The limitations of this study are numerous. The survey was designed to assess a topic that has not been reported on previously, which made it impossible to build upon earlier efforts. The survey was administered at one school at one time point, which precludes reliability determination. Critical thinking and EBD are evolving areas currently discussed in both the dental literature and our college, making examination of survey validity difficult. The data were self-reported and may reflect what respondents thought we wanted to hear rather than their true perceptions. To partially alleviate these concerns, we used open-ended questions rather than providing definitions of critical thinking or EBD either within questions or multiple-choice responses.

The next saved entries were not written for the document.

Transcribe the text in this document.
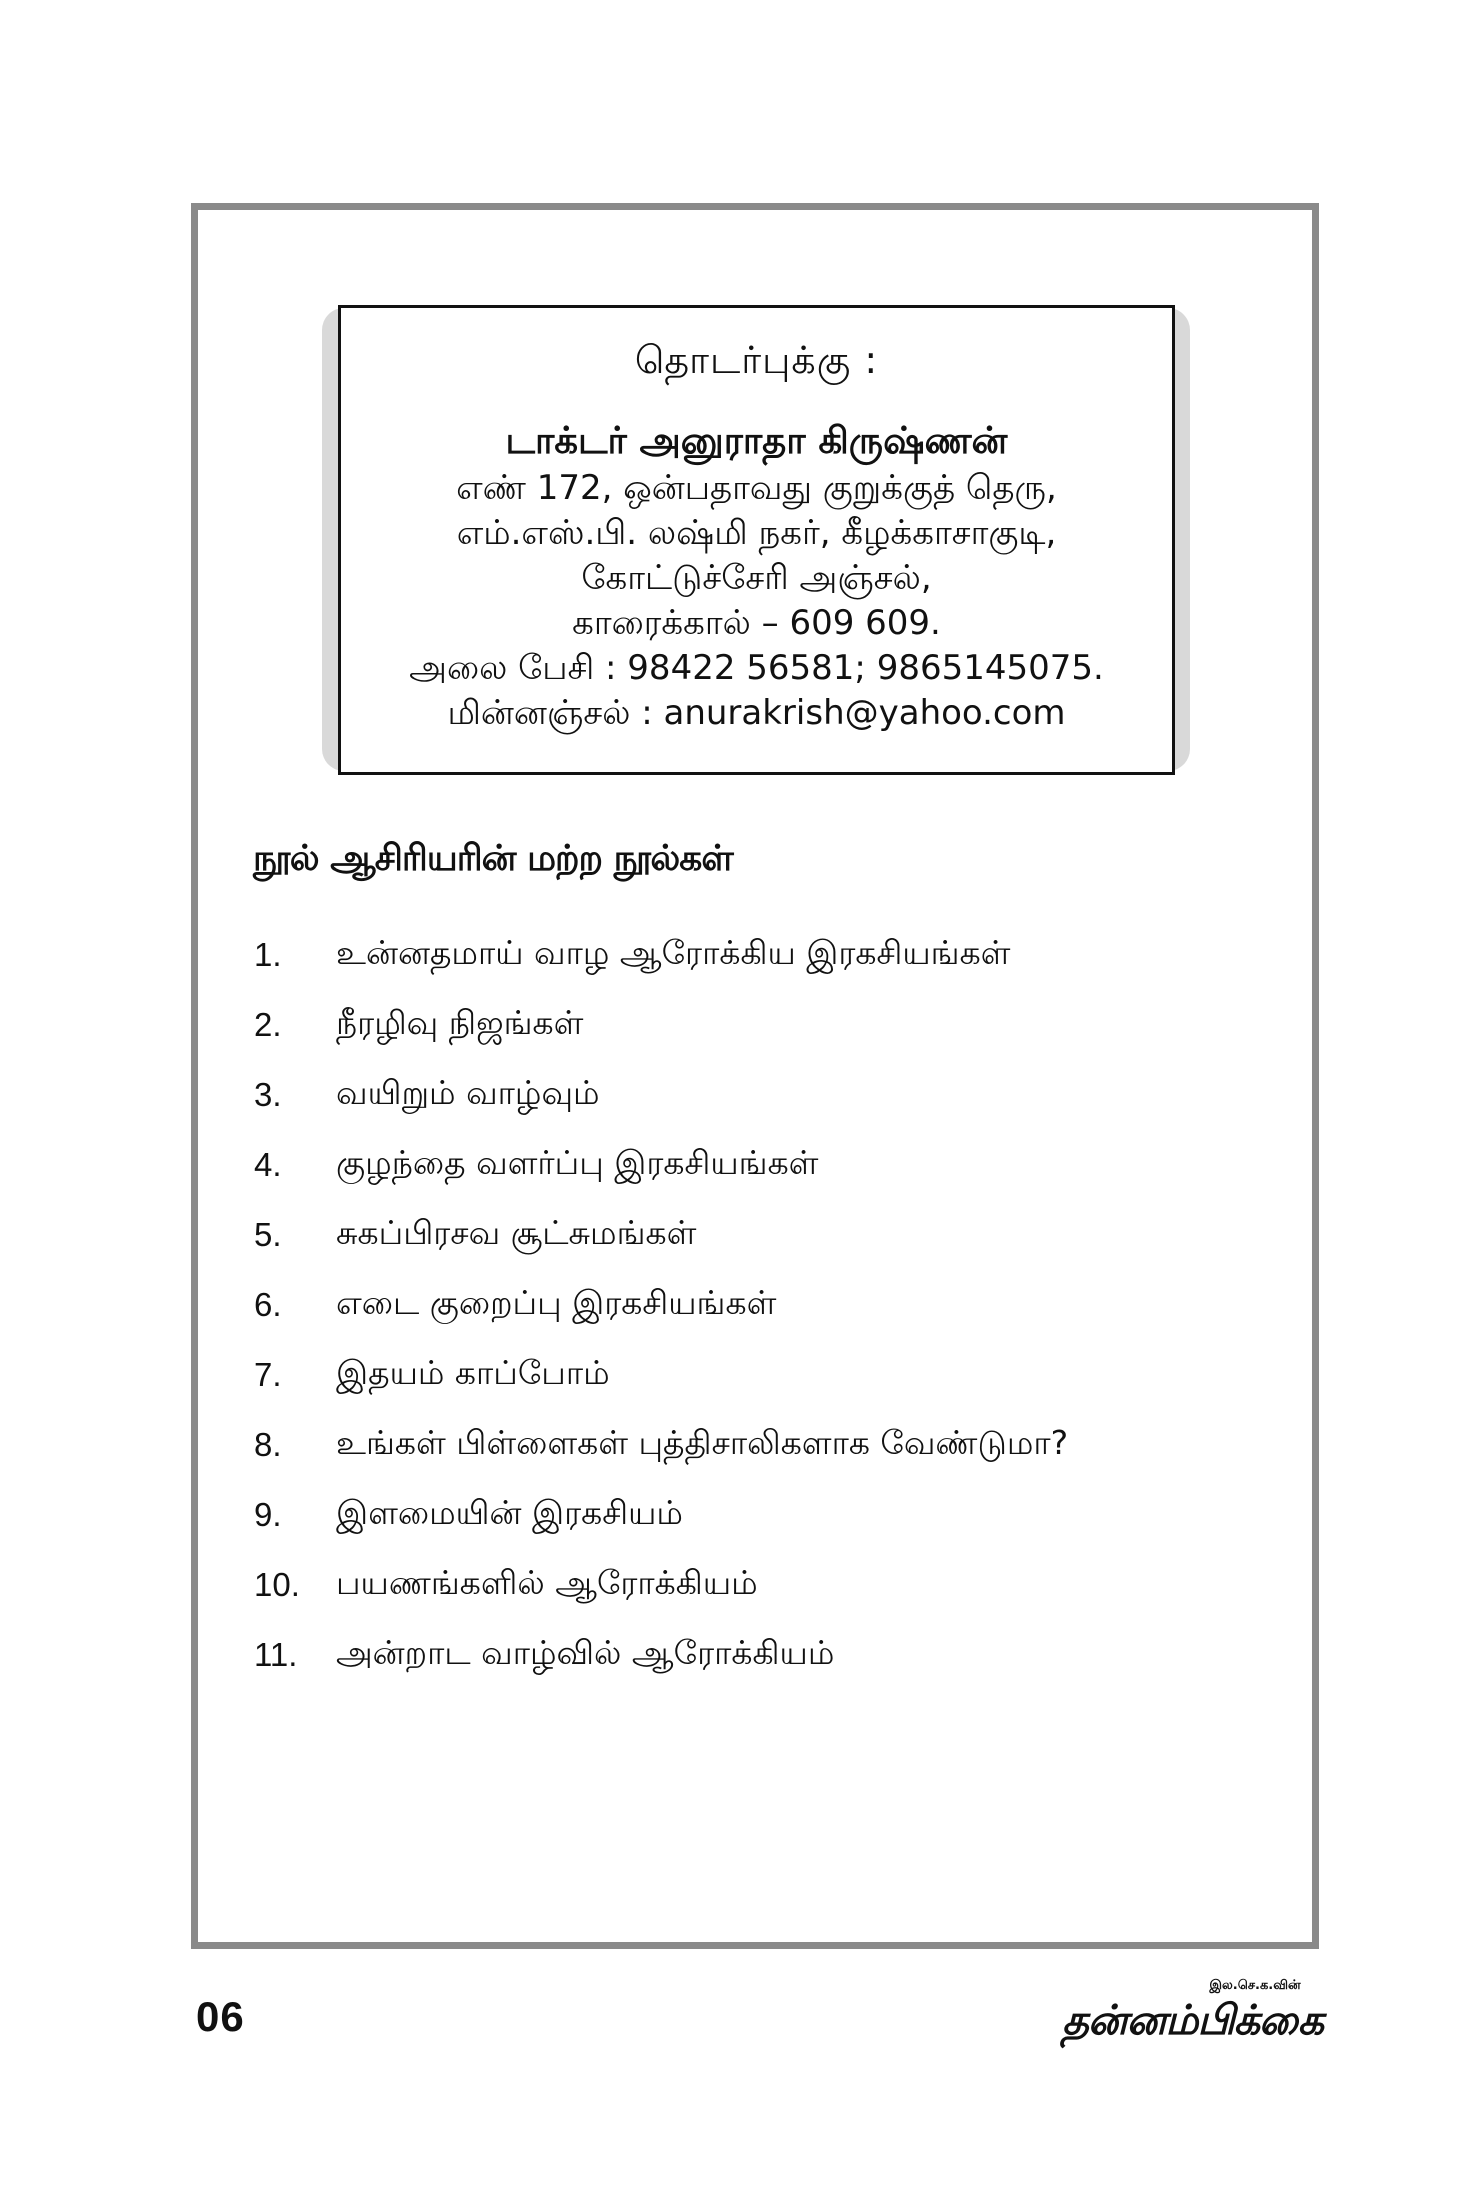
தொடர்புக்கு :
டாக்டர் அனுராதா கிருஷ்ணன்
எண் 172, ஒன்பதாவது குறுக்குத் தெரு,
எம்.எஸ்.பி. லஷ்மி நகர், கீழக்காசாகுடி,
கோட்டுச்சேரி அஞ்சல்,
காரைக்கால் – 609 609.
அலை பேசி : 98422 56581; 9865145075.
மின்னஞ்சல் : anurakrish@yahoo.com
நூல் ஆசிரியரின் மற்ற நூல்கள்
1.	உன்னதமாய் வாழ ஆரோக்கிய இரகசியங்கள்
2.	நீரழிவு நிஜங்கள்
3.	வயிறும் வாழ்வும்
4.	குழந்தை வளர்ப்பு இரகசியங்கள்
5.	சுகப்பிரசவ சூட்சுமங்கள்
6.	எடை குறைப்பு இரகசியங்கள்
7.	இதயம் காப்போம்
8.	உங்கள் பிள்ளைகள் புத்திசாலிகளாக வேண்டுமா?
9.	இளமையின் இரகசியம்
10.	பயணங்களில் ஆரோக்கியம்
11.	அன்றாட வாழ்வில் ஆரோக்கியம்
06
இல.செ.க.வின்
தன்னம்பிக்கை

In addition, our response rate was less than 50 percent, with a high abort rate. Although some aborting non-respondents may have primarily administrative or research responsibilities and found the survey of little personal relevance, other non-respondents could perceive EBD as threatening and oppose curricular inclusion. The survey was long, so respondents may have aborted due to the perceived burden, in particular on the short-answer questions. Although confidential, the survey was not anonymous, and respondents may not have been comfortable communicating their true thoughts. The non-respondents’ perspective is of concern as their interest in and willingness to support curricular EBD efforts might differ significantly from respondents. The respondents could have reported what they thought we wanted to hear. Both of these issues could contribute to an inaccurate understanding of our faculty’s perceptions and lead to difficulty implementing our developing curriculum.
Conclusion
The study reported on here can serve as a model for dental educators who seek to understand their faculty needs as they develop and integrate new critical thinking and EBD content into their curricula. Our data, which reflect one school’s efforts to understand faculty perceptions and practices of EBD, suggest that our faculty respondents are currently teaching their understanding of critical thinking and EBD and are willing to do more. However, limitations in knowledge, time, and resources as well as student readiness limit current efforts to encourage critical thinking and EBD in clinical situations.